Pillay’s report pointed to the inadequacies of inquiries in such high-profile cases as the killing of five Tamil students in January 2006 in Trincomalee, and the execution-style murder of 17 aid workers in Muttur in August 2006. In both cases, evidence pointed to the involvement of the armed forces. Six years later, the government has not released the report of the inquiry into the murders and falsely claims investigations are ongoing.

Pillay raised concerns about the strong evidence pointing to the continuing abduction and killing of critics of the Rajapakse government. This “spike” in disappearances comes on top of some 5,676 cases that remain unsolved and for which no one has been held accountable. Of the thousands of young Tamil men and women detained without trial as “LTTE” suspects, 782 are still undergoing “rehabilitation” and another 262 are in judicial custody.

Those who have been “freed” are being “continually monitored after release”. They have to “register regularly with either the local civil affairs office of the military or the local army camp.” Military and intelligence agencies visit their homes and workplaces to carry out further interrogation.

In the immediate aftermath of the LTTE’s defeat, the military incarcerated nearly 300,000 men, women and children in huge detention camps. Of those, 271,200 have been “resettled”, while 18,000 continue to live with host families. Those that have been resettled are constantly monitored and have to inform the army if they plan to hold a gathering “irrespective of size or the social or apolitical nature of the event.”

Despite its very limited character, government officials and ministers denounced Pillay’s report as lacking objectivity and impartiality.
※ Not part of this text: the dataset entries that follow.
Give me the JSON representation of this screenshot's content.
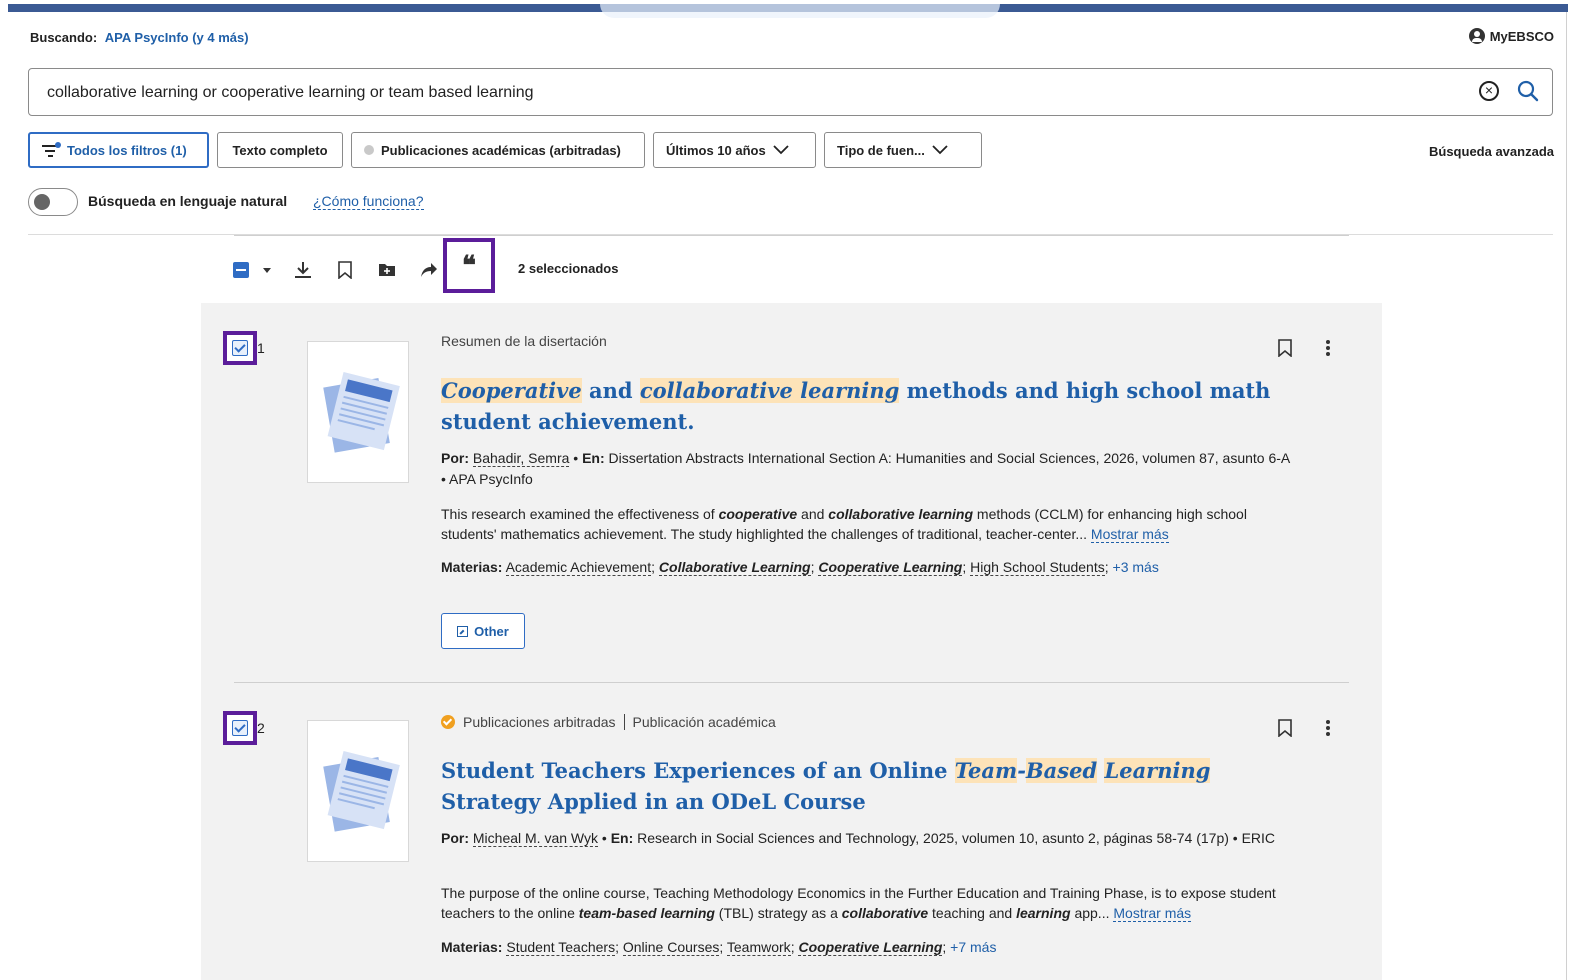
{
  "header": {
    "searching_label": "Buscando:",
    "databases": "APA PsycInfo (y 4 más)",
    "account": "MyEBSCO"
  },
  "search": {
    "query": "collaborative learning or cooperative learning or team based learning"
  },
  "filters": {
    "all_filters": "Todos los filtros (1)",
    "full_text": "Texto completo",
    "peer_reviewed": "Publicaciones académicas (arbitradas)",
    "date_range": "Últimos 10 años",
    "source_type": "Tipo de fuen...",
    "advanced_search": "Búsqueda avanzada"
  },
  "natural_language": {
    "label": "Búsqueda en lenguaje natural",
    "help_link": "¿Cómo funciona?"
  },
  "toolbar": {
    "cite_glyph": "66",
    "selected_count": "2 seleccionados"
  },
  "results": [
    {
      "number": "1",
      "doc_type": "Resumen de la disertación",
      "title_parts": [
        "Cooperative",
        " and ",
        "collaborative learning",
        " methods and high school math student achievement."
      ],
      "by_label": "Por:",
      "author": "Bahadir, Semra",
      "in_label": "En:",
      "source": "Dissertation Abstracts International Section A: Humanities and Social Sciences, 2026, volumen 87, asunto 6-A • APA PsycInfo",
      "abstract_parts": [
        "This research examined the effectiveness of ",
        "cooperative",
        " and ",
        "collaborative learning",
        " methods (CCLM) for enhancing high school students' mathematics achievement. The study highlighted the challenges of traditional, teacher-center..."
      ],
      "show_more": "Mostrar más",
      "subjects_label": "Materias:",
      "subjects": [
        "Academic Achievement",
        "Collaborative Learning",
        "Cooperative Learning",
        "High School Students"
      ],
      "subjects_more": "+3 más",
      "link_button": "Other"
    },
    {
      "number": "2",
      "peer_label": "Publicaciones arbitradas",
      "doc_type": "Publicación académica",
      "title_parts": [
        "Student Teachers Experiences of an Online ",
        "Team",
        "-",
        "Based",
        " ",
        "Learning",
        " Strategy Applied in an ODeL Course"
      ],
      "by_label": "Por:",
      "author": "Micheal M. van Wyk",
      "in_label": "En:",
      "source": "Research in Social Sciences and Technology, 2025, volumen 10, asunto 2, páginas 58-74 (17p) • ERIC",
      "abstract_parts": [
        "The purpose of the online course, Teaching Methodology Economics in the Further Education and Training Phase, is to expose student teachers to the online ",
        "team-based learning",
        " (TBL) strategy as a ",
        "collaborative",
        " teaching and ",
        "learning",
        " app..."
      ],
      "show_more": "Mostrar más",
      "subjects_label": "Materias:",
      "subjects": [
        "Student Teachers",
        "Online Courses",
        "Teamwork",
        "Cooperative Learning"
      ],
      "subjects_more": "+7 más"
    }
  ],
  "colors": {
    "accent": "#1f5fa8",
    "highlight": "#fde3b8",
    "focus_outline": "#5b1d9a",
    "peer_badge": "#f0a020"
  }
}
In what is now a familiar refrain, they accused Western countries of having fallen for the lies promoted by LTTE supporters in the Tamil diaspora. The Sri Lankan ambassador in Geneva condemned Amnesty International and Human Rights Watch for plans to screen a film on the fringes of the UNHCR meeting that is said to include evidence of the killing of the young son of a Tamil leader.
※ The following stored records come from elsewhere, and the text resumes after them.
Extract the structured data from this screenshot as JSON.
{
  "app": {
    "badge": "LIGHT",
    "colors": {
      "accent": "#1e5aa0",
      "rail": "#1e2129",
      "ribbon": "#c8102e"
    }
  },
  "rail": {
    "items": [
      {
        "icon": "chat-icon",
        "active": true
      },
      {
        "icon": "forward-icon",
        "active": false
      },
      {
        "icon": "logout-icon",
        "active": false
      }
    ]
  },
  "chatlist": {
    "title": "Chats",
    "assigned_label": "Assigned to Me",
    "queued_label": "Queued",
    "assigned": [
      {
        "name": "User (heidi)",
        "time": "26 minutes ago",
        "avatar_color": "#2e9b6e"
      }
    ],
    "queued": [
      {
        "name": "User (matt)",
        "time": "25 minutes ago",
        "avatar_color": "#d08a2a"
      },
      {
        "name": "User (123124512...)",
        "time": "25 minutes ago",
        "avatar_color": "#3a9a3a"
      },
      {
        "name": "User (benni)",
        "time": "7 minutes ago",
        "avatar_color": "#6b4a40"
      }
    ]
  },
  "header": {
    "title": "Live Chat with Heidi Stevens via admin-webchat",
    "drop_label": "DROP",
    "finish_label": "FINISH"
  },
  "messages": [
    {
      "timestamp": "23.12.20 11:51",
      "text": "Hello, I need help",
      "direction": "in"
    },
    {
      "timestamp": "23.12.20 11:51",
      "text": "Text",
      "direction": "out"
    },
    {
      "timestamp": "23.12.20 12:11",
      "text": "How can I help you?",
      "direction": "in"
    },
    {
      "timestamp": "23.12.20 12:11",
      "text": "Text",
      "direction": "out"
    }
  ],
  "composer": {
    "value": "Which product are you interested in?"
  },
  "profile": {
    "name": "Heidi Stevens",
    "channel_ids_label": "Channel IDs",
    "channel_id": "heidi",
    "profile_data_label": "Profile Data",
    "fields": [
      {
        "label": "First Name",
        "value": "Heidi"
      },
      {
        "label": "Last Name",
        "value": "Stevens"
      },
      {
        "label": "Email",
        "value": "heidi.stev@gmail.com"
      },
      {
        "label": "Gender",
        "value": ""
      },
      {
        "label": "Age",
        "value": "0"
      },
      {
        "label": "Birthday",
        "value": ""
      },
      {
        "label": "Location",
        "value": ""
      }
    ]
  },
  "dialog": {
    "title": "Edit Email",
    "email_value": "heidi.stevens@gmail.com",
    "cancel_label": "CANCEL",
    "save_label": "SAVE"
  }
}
The US and its allies, which fully backed Rajapakse’s communal war, have no genuine concern for democratic rights in Sri Lanka. Rather, Washington is exploiting the issue of “human rights” to further its own strategic interests in the region. In particular, the Obama administration is using the threat of international action on human rights abuses to press Rajapakse to distance his government from China.

The US has publicly backed Pillay’s report, which includes a call for an international investigation into human rights abuses in Sri Lanka; a proposal that the Rajapakse government bitterly opposes. Whether such a call is contained in the US-backed resolution to the UNHCR meeting is not yet clear. US assistant secretary of state Esther Brimmer said the resolution would be a “cooperative effort with the Sri Lankan government.” In other words, if Colombo toes Washington’s line, there will be no international inquiry.

On February 18, the European Union announced it supported the US resolution. India, on which the US is counting for support, has not made its position clear. New Delhi wants to maintain good relations with Colombo, but at the same time has to appease political parties in the southern Indian state of Tamil Nadu, where there is widespread anger over the abuse of Sri Lankan Tamils.

The Tamil National Alliance (TNA), which represents the interests of the Tamil bourgeoisie in Sri Lanka, has also backed the proposed UNHRC resolution and has sent four of its parliamentarians to Geneva. The TNA is seeking support from various Tamil exile groups, including the British Tamil Forum and the self-proclaimed Transitional Government of Tamil Eelam, which also have their representatives in Geneva.

The TNA’s overriding concern is not the plight of Tamils in Sri Lanka, but securing the support of the major powers for a power-sharing arrangement with the Colombo government that would devolve limited powers to the North and East of the island. Such an arrangement would allow for the joint exploitation of the working class and oppressed masses by the Sinhala and Tamil ruling elites.

Sri Lankan workers—Sinhala, Tamil and Muslim alike—must reject the cynical manipulation of the issue of “human rights” by the US and its allies, including among the Tamil elites. The working class, not US imperialism, has to deal with the Rajapakse government and its war crimes. Workers must unite across ethnic lines, rally the rural poor and oppressed behind them, and fight for a workers’ and peasants’ government to implement socialist policies. That means the struggle for a Socialist Republic of Sri Lanka and Eelam as part of the fight for a socialist South Asia and world. That is the program for which the Socialist Equality Party stands.